Sunday, November 02, 2008

Resuming Sunday Plath

Metaphors

I'm a riddle in nine syllables.
An elephant, a ponderous house,
A melon strolling on two tendrils.
O red fruit, ivory, fine timbers!
This loaf's big with its yeasty rising.
Money's new-minted in this fat purse.
I'm a means, a stage, a cow in calf.
I've eaten a bag of green apples,
Boarded the train there's no getting off.

Sylvia Plath
March 20th 1959


This is more of an exercise than a poem, but a delightful thing it is. Plath was at Yaddo then, and on the verge of a poetic breakthrough; one that would give rise to a nascent
Ariel voice that would later provide her with a torrent of good poems.

But first she produced this aptly titled little nine-by-nine square poem.

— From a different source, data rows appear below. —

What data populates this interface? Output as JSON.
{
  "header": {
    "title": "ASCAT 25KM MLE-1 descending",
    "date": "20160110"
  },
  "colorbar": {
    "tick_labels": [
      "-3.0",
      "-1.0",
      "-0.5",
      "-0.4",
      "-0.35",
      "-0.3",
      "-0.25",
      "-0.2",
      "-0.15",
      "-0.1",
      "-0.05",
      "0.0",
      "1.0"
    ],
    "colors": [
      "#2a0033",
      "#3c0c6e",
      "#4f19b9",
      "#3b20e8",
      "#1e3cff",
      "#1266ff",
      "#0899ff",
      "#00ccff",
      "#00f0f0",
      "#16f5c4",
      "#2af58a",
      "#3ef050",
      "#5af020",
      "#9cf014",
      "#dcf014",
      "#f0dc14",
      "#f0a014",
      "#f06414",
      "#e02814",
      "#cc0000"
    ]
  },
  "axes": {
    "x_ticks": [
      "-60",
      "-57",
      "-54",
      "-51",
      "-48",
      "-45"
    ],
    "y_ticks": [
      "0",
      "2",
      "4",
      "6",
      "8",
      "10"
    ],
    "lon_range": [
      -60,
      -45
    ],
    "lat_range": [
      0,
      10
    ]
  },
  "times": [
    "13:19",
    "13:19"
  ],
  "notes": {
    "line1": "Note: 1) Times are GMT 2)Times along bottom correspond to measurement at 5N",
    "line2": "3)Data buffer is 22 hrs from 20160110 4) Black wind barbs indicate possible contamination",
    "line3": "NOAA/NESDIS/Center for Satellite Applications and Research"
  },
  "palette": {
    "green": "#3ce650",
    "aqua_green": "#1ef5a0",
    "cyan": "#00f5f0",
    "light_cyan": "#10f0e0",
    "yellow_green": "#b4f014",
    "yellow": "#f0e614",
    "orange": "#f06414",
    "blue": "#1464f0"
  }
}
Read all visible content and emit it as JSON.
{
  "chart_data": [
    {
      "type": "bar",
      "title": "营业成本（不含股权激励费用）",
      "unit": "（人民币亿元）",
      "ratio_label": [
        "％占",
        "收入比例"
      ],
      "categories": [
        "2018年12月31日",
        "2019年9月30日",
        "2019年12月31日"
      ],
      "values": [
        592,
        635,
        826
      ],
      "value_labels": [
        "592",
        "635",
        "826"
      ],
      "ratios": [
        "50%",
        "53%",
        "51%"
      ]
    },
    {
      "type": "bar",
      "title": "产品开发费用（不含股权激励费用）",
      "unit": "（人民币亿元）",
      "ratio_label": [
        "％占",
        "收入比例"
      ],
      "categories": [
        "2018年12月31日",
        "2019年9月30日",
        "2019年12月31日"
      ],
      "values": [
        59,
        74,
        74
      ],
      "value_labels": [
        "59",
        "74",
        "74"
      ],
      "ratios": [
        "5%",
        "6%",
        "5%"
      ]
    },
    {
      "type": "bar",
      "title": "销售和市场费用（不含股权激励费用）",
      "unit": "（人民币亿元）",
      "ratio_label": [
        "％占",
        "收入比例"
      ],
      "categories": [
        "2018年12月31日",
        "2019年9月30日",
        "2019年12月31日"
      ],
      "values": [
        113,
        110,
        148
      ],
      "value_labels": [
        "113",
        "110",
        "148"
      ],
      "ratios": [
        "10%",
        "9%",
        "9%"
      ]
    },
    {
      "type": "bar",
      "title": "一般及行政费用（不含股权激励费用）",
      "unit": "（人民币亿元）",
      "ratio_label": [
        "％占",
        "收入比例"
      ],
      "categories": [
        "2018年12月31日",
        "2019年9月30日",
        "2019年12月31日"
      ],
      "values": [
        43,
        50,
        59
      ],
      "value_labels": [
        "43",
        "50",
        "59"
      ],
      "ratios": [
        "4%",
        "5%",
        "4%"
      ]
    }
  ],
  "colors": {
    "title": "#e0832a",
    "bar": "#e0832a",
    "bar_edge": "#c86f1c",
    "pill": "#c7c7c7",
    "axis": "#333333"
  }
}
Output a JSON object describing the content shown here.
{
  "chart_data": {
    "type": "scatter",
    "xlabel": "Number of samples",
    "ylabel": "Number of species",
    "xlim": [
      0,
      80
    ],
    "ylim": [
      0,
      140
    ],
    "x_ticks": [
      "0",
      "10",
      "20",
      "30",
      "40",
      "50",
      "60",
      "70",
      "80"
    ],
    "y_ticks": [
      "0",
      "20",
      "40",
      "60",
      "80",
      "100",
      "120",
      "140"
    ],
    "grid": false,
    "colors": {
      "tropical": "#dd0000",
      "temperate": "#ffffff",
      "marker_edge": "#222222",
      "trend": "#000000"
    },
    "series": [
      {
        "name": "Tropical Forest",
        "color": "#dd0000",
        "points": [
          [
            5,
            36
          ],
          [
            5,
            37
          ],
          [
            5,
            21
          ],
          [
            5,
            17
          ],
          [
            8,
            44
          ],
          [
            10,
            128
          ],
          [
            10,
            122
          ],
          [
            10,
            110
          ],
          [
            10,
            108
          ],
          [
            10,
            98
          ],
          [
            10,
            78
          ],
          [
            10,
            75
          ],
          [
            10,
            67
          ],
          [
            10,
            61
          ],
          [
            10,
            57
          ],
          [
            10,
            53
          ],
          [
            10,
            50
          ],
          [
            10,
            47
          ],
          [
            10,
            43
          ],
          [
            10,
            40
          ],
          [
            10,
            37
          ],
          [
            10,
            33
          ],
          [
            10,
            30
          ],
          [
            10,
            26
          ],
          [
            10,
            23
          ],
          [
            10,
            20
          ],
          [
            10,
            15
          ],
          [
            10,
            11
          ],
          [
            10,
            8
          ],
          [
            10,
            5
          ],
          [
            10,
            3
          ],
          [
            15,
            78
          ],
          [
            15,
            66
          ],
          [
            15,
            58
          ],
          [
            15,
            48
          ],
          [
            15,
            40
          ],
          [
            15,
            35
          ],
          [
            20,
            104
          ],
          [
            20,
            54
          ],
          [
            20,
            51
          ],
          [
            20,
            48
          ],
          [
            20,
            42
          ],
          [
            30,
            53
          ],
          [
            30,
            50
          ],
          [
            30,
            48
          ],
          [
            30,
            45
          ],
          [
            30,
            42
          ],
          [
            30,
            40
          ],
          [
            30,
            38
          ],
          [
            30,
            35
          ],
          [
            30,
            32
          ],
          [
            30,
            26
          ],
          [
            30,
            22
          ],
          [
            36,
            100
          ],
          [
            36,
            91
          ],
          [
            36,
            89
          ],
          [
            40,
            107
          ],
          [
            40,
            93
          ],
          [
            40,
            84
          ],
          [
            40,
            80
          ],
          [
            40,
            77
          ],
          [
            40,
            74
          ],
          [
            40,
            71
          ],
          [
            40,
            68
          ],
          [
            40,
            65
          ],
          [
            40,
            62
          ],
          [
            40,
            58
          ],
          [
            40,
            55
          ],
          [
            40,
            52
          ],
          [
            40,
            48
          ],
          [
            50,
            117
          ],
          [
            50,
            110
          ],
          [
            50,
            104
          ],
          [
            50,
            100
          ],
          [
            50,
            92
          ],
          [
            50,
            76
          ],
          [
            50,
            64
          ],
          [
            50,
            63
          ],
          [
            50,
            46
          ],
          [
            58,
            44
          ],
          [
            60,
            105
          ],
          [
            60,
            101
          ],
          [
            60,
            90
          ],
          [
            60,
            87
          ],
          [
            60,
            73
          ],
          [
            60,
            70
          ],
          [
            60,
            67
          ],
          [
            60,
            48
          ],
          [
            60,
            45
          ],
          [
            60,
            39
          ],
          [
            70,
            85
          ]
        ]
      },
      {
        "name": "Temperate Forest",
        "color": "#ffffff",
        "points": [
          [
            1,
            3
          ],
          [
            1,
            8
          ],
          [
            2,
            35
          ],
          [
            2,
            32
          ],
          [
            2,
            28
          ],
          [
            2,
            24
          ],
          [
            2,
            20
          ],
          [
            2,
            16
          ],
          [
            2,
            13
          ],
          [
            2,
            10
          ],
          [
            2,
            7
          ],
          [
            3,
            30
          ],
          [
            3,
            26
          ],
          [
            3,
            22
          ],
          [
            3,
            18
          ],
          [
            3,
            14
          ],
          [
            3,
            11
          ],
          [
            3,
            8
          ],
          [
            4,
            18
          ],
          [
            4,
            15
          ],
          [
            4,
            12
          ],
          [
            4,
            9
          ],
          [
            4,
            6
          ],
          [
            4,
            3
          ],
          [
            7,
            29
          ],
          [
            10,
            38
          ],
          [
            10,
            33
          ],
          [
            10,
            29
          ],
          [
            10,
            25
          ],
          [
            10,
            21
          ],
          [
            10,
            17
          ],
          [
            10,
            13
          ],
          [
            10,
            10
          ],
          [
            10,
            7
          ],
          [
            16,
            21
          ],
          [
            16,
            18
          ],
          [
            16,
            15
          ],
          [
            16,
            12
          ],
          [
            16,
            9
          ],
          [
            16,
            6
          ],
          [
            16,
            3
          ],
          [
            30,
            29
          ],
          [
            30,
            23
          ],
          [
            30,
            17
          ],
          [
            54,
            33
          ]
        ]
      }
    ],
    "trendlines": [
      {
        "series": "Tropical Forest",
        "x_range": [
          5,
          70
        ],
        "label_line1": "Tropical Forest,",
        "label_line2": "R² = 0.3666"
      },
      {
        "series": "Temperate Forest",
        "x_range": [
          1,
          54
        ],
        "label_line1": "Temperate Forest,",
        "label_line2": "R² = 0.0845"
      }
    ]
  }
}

Another work from this period, the seven-part Poem for a Birthday, and in particular its last section, The Stones, generally are considered to be the marking-point of something new and original arising in Plath's work. Coincidentally, it's dated "4 November 1959."

Let us hope.

1 comment:

Dominic Rivron said...

"Metaphors" has been a favourite of mine for years. It's a wonderful poem, I think, and, for me, it's formal symmetry neither intrudes nor detracts from it.

I was, incidentally, in Heptonstall churchyard (where Plath is buried)only last week.